Cambios en las vacaciones
Se garantiza el derecho a vacaciones pagas manteniendo los estándares de la Ley de Contrato de Trabajo, pero se incorporan modificaciones importantes. Las vacaciones tendrían un caracter más flexibles. En el artículo 41 de la reforma se sustituye el artículo 154 de la Ley de Contrato de Trabajo y se centra en otorgar mayor margen de negociación en el goce de las vacaciones anuales. Si bien el período legal de concesión entre el 1º de octubre y el 30 de abril del año siguiente se mantiene, el proyecto establece que “Las partes podrán de mutuo acuerdo disponer el goce de vacaciones fuera del referido período”. Esta posibilidad de acuerdo individual o colectivo flexibiliza un esquema que tradicionalmente era más rígido, y deja a las presiones del empleador el poder de decisión mayor.

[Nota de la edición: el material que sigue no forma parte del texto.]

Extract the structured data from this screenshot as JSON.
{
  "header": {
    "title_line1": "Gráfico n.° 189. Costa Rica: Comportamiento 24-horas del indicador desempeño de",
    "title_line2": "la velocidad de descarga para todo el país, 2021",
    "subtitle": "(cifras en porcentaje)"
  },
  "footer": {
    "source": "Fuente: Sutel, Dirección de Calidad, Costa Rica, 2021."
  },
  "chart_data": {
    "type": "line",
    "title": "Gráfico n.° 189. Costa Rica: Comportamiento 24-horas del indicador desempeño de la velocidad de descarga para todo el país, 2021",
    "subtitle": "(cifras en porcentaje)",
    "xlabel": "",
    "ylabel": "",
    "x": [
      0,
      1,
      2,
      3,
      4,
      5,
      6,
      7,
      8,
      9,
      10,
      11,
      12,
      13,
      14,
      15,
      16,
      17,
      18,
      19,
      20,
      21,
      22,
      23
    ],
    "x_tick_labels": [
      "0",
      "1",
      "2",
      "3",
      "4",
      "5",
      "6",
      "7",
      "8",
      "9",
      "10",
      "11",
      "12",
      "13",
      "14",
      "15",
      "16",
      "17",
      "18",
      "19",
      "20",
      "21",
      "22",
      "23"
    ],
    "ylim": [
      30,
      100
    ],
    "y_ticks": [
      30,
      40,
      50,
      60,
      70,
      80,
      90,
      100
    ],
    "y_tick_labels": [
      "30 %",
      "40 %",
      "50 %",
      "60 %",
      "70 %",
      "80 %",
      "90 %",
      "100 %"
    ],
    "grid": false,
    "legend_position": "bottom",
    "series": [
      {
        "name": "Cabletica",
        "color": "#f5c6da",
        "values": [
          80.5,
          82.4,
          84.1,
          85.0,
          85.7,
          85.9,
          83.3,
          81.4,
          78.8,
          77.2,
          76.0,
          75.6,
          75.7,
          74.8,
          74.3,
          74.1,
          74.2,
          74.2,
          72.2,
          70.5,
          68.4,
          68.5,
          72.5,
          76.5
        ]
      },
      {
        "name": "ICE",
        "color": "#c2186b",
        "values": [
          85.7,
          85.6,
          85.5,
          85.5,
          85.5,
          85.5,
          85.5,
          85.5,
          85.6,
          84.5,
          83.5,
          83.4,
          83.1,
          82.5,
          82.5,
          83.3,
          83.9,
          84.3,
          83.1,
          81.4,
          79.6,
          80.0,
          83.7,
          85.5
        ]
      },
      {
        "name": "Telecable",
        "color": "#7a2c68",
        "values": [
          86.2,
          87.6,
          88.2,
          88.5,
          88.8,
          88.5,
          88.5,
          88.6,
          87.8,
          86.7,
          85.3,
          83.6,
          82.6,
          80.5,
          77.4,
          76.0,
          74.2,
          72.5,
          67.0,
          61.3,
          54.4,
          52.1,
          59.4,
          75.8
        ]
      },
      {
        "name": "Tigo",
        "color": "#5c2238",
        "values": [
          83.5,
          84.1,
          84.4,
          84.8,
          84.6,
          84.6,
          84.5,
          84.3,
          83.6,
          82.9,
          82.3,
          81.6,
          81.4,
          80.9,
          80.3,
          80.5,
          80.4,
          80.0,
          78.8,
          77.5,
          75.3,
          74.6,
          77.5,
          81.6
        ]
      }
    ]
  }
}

Otro cambio importante es la posibilidad de dividir el período de descanso: se habilita que “el empleador y el trabajador podrán convenir el fraccionamiento del período vacacional, siempre que cada uno de los tramos no sea inferior a SIETE (7) días”.
Finalmente, el proyecto busca garantizar el descanso estival para los trabajadores cuyas vacaciones no se otorgan de forma simultánea. Se establece que el empleador deberá otorgar a cada trabajador al menos un período de verano cada 3 años.
Además, se permite la ampliación del período vacacional mediante acuerdo individual o colectivo, abriendo la puerta a un mayor ajuste de acuerdo a las necesidades de las empresas y las preferencias de los empleados. Sin embargo, esta mayor flexibilidad también implica que los trabajadores podrían verse obligados a pactar sus descansos fuera de las fechas tradicionales, y la autorización de la autoridad laboral se vuelve un requisito para las extensiones fuera del período legal, lo que podría generar incertidumbre y la posibilidad de que las condiciones laborales se flexibilicen aún más, reduciendo la previsibilidad y seguridad histórica sobre el descanso anual y el coincidir en los periodos de descanso familiar o recesos educativos.